Hearing loss sufferers have traditionally had to compensate for their hearing loss through the purchase of expensive hearing aids that can only be adjusted by an audiologist. The National Institutes of Health reports that only a quarter of the nearly 29 million US adults who could use hearing aids have tried one.
Will hearing aids get cheaper and over-the-counter soon?
Many companies, including Bose speakers, have introduced over-the-counter hearing devices with low-tech features that are less costly. Despite their cheaper and more accessible nature, these newer and more affordable options exist within a medical gray area, as hearing experts and federal regulators tackle the problem posed by hearing devices that can be purchased without having to see a doctor for a hearing assessment.
In 2017, a law required the FDA to create a category for over-the-counter hearing aids and develop standards for them. A COVID-19 pandemic became a delay in the FDA’s August 2020 deadline for proposing the new rules. Although consumers can now look forward to the end of their wait: President Biden ordered the agency to complete its draft rules by November.
By allowing manufacturers like Bose to push forward with devices that are in this new but undefined mid-range category, the FDA has muddied the waters. Bose was approved for direct consumer sale of its hearing aids by the FDA in 2018 based on clinical studies showing that individuals could fit them just as well as an audiologist. A pair of standard hearing aids can cost up to $8,000, while the Bose device runs $850.
A company based in Illinois is now selling $799 hearing aids direct to consumers online and at Walgreens drug stores throughout the South and West. In the hearing aid market, these newer products aim to fill a large gap that has seen people offer two options: either use a full-featured hearing aid or use a personal sound amplifier (PSAP) at a much lower cost.
Who makes the diagnosis?
Generally, PSAPs are priced below $500, and Amazon offers some as low as $60. There are some limitations to PSAPs, including the fact that they amplify all sounds around you without any adjustments to account for distortions at different pitches or hearing loss.
As opposed to PSAPs, Bose and Lexie both feature apps that allow users to adjust volume and frequencies themselves using their smartphones. It is difficult for the FDA to craft rules for hearing loss because it is far more subtle and challenging to detect than vision loss. Consumers must be able to diagnose themselves using these over-the-counter instruments, experts say. People may, for instance, be sensitive to high pitches. Hearing aids require patience and training for a person with long-term hearing loss who has to re-train their brain to interpret signals from the ears.
Audiologists can assist
Another issue: Our hearing might not be judged well by us. The main concern for Shoup and Lanter is that an over-the-counter device will not provide immediate relief to consumers and they will resign themselves to subpar hearing rather than seeking proper treatment. In addition, if an over-the-counter device does not seem to meet an individual’s needs, they may still be able to benefit from the insight of an audiologist for diagnosis, Shoup said.

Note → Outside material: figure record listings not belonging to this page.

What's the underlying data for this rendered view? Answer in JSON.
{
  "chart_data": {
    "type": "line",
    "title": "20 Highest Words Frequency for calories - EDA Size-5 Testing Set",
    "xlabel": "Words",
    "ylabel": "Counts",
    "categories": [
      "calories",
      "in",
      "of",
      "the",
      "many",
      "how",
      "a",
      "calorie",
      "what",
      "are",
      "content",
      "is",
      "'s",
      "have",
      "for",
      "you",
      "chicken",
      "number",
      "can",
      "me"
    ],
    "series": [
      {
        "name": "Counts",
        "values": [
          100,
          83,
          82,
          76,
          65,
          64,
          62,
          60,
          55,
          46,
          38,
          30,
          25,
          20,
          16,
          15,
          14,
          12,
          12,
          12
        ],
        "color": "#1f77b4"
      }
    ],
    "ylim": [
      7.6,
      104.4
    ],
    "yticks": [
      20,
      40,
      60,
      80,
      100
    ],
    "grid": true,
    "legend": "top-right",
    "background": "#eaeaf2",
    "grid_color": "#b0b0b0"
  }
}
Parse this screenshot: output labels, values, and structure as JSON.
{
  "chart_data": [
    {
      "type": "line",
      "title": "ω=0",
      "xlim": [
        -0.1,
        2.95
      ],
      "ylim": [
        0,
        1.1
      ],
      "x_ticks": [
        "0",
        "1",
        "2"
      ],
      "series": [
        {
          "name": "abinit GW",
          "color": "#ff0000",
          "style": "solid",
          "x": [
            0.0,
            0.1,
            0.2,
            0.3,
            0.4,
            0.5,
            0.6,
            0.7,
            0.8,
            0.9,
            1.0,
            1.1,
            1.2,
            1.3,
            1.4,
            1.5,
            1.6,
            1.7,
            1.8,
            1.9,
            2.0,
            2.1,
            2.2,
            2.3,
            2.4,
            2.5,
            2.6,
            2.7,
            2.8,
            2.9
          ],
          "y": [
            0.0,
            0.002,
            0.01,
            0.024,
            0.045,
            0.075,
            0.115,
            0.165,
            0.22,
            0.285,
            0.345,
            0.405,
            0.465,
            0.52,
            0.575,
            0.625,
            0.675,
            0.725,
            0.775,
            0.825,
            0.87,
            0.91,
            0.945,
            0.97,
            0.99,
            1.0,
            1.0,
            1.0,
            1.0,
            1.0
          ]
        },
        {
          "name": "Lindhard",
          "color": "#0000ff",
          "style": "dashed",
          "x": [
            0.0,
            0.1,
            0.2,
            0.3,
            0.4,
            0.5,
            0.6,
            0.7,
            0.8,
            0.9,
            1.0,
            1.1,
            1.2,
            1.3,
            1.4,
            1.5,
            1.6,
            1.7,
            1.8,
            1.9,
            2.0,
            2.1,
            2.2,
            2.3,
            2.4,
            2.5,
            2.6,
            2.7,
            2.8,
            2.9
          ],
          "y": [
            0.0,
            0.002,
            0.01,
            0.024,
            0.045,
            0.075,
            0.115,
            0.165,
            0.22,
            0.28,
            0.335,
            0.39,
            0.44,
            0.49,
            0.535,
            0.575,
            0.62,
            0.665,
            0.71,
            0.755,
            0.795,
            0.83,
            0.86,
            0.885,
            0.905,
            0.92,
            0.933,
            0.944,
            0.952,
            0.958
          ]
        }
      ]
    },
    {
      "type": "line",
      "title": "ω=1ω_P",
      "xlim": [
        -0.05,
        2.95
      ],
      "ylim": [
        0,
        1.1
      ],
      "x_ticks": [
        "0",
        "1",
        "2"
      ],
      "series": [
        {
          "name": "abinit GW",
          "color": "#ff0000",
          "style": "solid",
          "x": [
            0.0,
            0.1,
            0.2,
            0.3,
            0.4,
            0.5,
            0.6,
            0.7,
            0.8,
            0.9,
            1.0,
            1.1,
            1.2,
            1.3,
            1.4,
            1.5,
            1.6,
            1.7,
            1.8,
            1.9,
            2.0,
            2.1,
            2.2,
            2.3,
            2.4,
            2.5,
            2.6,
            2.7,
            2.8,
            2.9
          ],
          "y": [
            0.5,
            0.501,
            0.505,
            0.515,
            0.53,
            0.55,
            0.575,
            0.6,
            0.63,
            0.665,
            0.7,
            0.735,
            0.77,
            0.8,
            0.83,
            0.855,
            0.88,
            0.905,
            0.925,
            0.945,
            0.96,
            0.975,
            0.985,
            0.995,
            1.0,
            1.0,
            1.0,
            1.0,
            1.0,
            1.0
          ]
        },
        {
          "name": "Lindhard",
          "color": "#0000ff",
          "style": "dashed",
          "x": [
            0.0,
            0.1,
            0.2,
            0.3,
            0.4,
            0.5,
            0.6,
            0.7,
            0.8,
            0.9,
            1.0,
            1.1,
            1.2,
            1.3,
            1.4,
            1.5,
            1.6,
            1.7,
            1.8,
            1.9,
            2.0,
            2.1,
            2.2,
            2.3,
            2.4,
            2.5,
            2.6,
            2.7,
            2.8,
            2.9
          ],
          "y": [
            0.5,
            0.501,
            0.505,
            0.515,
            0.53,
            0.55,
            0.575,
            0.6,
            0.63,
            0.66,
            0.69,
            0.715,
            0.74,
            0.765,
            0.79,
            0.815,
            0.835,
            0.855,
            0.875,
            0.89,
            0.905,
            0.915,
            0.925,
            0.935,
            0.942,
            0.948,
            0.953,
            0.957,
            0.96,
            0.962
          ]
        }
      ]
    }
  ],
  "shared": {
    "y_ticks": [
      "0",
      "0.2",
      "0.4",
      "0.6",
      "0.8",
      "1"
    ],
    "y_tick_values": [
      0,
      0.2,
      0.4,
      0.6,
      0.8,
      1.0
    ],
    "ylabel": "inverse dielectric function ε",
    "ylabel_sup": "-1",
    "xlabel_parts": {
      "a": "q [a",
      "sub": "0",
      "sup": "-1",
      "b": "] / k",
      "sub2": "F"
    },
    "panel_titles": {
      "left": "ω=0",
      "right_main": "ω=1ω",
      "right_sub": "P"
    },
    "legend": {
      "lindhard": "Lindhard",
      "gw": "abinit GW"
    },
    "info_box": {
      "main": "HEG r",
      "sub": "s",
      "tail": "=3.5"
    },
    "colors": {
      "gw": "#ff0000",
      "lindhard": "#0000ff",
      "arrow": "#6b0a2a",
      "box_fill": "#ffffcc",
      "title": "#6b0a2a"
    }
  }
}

Lanter suggests that people take their over-the-counter device to an audiologist for adjustment or consult a professional ahead of time to find out if a device like that would work as an alternative. Having your hearing tested by a hearing care professional is the best possible outcome. Then you can see the actual results, she explained. As if the mystery surrounding my direction is gone. Do I want to go this way?